Hello CF , First thing first , happy new year , May this year bring you health , happiness and successes in all you do !
i have struggled to understand Palindrome Pairs solution "in terms of bitmasks" , as i'm newbie.
i didn't thought about the iterative solution as it will be o(n^2) which will case TLE ,so i was trying to get a better solution and i wasn't able to , so i saw the solution which is something like this:
int main()
{
FastIO;
ll n ;cin >>n;
map<ll,ll> mp;
ll ans = 0;
while(n--)
{
STR s;cin>>s;
ll m = 0;
for(auto x : s)
{
ll v = x-'a';
m ^= (1 << v);
}
ans += mp[m];
for(int x = 0 ; x < 26 ; x++)
{
m ^= (1 << x);
ans += mp[m];
m ^= (1 << x);
}
mp[m]++;
}
cout << ans;
}
i don't get it , i mean i know to check if a string is a Palindrome or not we get it's mask and check it's power of 2 or not by XOR'ing the values of each char ....help
..
I didn't use masks, just used vectors
My submission
can you explain your submission , please
For a permutation to be a palindrome, there should be either no odd freq alphabet(obtained by taking each freq array twice) or exactly 1 odd freq alphabet(switching each even freq to odd and checking how many are there)
Basically a pair is good, if it has at most one letter which has odd frequency (Because otherwise we wouldn't form a palindrome).

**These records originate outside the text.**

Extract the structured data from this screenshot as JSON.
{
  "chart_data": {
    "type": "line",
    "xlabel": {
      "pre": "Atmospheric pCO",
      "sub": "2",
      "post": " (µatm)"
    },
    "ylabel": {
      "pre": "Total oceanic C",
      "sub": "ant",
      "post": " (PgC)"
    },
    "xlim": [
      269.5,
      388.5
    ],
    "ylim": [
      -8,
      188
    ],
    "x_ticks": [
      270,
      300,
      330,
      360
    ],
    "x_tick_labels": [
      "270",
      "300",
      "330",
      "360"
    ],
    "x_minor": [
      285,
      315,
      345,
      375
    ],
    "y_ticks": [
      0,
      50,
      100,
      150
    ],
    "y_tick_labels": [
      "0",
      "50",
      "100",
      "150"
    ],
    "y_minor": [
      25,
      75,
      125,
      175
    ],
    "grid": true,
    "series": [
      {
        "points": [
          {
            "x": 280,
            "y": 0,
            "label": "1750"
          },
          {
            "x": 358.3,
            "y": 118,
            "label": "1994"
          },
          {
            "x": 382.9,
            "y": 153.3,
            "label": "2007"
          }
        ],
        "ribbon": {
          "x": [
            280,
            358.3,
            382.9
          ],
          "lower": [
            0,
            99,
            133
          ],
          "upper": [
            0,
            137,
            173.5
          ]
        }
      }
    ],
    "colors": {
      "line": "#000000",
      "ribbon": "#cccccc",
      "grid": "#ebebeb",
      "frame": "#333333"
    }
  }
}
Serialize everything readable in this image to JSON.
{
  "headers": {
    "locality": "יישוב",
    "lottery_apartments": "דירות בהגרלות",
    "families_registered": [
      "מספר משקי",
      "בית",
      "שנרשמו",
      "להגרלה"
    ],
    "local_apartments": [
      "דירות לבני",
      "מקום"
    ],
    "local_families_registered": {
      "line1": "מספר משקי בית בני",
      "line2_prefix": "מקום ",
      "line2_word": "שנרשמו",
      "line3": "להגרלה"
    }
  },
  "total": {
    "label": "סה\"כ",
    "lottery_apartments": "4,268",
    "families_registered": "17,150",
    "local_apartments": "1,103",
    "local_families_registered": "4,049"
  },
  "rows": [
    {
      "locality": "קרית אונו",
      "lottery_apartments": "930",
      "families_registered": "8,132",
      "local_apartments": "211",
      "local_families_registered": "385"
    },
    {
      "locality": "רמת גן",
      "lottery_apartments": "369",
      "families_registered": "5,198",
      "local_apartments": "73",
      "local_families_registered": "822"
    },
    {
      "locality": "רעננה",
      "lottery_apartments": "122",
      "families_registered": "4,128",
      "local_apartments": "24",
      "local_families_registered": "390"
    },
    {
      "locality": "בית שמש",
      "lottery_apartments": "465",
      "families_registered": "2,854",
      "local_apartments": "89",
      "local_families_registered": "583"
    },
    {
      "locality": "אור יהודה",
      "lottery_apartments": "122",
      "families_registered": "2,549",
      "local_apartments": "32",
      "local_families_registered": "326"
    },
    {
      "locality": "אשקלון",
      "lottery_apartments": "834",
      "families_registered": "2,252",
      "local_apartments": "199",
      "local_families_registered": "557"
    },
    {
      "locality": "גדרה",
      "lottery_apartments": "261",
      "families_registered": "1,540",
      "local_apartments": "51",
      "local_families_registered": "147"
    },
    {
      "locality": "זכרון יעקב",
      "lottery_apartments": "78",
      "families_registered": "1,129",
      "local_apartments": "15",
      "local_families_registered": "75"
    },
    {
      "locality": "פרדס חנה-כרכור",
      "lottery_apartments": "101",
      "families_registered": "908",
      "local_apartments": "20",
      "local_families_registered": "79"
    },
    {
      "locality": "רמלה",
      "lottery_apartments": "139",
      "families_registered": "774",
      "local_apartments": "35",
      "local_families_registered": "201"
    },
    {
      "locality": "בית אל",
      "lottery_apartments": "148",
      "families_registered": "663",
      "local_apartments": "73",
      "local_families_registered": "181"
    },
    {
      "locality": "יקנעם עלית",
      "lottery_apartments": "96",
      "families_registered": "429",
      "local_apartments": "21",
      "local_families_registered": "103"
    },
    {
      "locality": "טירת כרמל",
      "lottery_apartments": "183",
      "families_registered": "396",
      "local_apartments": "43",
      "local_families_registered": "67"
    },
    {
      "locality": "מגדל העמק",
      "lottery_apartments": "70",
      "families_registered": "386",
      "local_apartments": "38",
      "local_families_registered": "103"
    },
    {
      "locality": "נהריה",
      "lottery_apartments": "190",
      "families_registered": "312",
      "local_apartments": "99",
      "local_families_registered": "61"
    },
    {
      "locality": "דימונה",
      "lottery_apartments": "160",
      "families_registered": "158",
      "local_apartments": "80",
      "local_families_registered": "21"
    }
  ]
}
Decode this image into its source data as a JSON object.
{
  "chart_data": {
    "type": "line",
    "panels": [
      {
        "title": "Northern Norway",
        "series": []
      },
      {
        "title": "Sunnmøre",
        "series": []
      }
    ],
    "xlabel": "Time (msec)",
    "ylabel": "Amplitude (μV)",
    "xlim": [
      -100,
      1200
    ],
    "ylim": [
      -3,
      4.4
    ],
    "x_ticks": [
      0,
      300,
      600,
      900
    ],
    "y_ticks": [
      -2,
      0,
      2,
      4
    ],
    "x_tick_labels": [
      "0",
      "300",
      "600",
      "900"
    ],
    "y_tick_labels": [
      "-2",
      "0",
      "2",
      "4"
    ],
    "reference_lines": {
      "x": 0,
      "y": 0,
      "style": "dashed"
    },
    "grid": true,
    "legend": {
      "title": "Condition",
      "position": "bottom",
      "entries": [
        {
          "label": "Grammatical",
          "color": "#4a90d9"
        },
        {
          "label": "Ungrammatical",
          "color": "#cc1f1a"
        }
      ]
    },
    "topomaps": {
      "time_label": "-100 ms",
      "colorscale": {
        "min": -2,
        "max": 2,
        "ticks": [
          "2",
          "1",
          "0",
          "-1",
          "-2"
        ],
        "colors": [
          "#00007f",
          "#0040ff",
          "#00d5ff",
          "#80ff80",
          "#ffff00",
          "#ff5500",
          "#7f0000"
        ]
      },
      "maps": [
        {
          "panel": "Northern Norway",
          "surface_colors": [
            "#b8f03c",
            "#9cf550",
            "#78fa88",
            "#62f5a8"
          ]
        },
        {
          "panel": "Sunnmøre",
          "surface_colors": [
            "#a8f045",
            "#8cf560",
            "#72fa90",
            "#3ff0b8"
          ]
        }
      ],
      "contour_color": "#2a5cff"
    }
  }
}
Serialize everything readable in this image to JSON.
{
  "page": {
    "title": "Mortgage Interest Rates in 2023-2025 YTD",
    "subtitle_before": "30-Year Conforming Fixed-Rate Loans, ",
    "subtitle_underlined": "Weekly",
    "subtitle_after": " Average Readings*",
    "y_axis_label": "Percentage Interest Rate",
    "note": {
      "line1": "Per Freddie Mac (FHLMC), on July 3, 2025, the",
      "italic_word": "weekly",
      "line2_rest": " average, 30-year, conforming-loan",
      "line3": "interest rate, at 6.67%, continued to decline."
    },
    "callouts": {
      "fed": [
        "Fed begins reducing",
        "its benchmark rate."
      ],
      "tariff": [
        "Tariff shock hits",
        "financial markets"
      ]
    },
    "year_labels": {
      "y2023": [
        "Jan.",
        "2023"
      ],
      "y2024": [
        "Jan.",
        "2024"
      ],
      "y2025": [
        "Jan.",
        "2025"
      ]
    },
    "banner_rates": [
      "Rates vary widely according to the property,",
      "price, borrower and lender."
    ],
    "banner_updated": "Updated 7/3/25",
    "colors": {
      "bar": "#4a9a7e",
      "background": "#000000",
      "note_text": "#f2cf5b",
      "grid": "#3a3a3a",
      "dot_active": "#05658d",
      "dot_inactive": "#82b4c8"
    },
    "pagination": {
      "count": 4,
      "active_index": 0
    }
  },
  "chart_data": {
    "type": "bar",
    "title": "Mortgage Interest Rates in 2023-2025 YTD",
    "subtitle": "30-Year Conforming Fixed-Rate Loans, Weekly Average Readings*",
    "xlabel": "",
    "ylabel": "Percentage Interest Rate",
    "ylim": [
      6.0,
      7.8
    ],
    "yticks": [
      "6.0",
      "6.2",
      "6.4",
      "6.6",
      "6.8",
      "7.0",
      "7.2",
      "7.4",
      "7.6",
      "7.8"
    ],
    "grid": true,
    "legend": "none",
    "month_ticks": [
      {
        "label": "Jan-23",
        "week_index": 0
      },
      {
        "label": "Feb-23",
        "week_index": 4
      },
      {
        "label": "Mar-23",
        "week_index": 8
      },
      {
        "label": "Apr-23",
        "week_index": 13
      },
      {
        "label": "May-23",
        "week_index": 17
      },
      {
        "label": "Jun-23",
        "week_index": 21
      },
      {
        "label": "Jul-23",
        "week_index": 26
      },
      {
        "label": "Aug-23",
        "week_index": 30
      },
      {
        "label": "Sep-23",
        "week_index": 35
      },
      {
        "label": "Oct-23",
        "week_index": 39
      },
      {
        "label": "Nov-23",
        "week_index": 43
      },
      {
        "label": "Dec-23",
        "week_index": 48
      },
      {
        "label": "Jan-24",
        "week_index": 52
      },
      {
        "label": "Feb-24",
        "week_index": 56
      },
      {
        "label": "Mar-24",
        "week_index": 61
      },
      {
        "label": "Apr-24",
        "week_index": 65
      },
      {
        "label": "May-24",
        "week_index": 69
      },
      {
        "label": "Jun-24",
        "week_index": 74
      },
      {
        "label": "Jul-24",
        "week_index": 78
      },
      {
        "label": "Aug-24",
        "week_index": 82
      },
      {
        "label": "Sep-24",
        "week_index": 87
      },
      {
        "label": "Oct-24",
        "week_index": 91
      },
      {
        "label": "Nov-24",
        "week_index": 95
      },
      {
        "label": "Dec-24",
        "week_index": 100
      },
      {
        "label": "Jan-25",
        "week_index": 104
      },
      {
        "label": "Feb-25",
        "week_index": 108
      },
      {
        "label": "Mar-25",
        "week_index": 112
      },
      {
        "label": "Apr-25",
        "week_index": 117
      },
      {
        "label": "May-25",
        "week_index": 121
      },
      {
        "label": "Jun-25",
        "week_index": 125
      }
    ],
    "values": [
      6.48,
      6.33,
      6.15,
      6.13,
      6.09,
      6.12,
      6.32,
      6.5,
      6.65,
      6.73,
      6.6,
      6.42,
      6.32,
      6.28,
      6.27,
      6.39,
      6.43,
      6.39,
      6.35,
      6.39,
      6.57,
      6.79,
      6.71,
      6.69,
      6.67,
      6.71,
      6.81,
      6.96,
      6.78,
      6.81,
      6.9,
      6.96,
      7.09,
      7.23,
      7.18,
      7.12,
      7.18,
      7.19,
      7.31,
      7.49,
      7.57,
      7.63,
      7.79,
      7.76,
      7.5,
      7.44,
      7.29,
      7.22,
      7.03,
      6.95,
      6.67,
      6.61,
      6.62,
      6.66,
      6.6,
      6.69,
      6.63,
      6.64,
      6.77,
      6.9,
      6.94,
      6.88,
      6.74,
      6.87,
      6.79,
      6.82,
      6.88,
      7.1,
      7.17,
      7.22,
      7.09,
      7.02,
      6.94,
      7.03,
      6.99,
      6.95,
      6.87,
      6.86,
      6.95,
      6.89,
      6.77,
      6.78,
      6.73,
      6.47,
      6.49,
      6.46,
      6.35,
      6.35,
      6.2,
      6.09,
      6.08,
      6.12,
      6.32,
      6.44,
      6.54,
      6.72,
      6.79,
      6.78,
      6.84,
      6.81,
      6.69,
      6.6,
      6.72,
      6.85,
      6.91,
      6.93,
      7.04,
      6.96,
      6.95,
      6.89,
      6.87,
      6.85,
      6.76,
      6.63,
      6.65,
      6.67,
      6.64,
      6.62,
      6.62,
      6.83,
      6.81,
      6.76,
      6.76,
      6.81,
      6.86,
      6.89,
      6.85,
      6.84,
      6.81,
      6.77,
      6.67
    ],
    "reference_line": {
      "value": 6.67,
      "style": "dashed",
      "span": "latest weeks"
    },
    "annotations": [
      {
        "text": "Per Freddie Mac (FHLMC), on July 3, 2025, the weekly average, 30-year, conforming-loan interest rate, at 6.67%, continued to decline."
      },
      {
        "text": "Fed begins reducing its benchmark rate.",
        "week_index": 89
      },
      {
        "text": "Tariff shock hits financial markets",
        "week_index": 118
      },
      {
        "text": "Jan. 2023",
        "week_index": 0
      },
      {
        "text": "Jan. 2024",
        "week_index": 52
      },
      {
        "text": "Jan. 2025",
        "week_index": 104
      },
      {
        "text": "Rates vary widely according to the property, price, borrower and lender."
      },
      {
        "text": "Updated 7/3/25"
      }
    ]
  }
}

So what we really care about is the parity of frequency of every letter. The bitmask has 1 (on position i) if it has odd frequency for i-th letter, otherwise 0. You can see that two bitmasks are good pair, if they differ on at most one position. We iterate over this position brutally and add to answer the number of pairs formed with the current string (m^(1<<x) differs exactly on one bit from m and in mp[x] we count the number of strings which have mask x so far). Of course we also add to the answer the number of the strings which have the same mask as current string.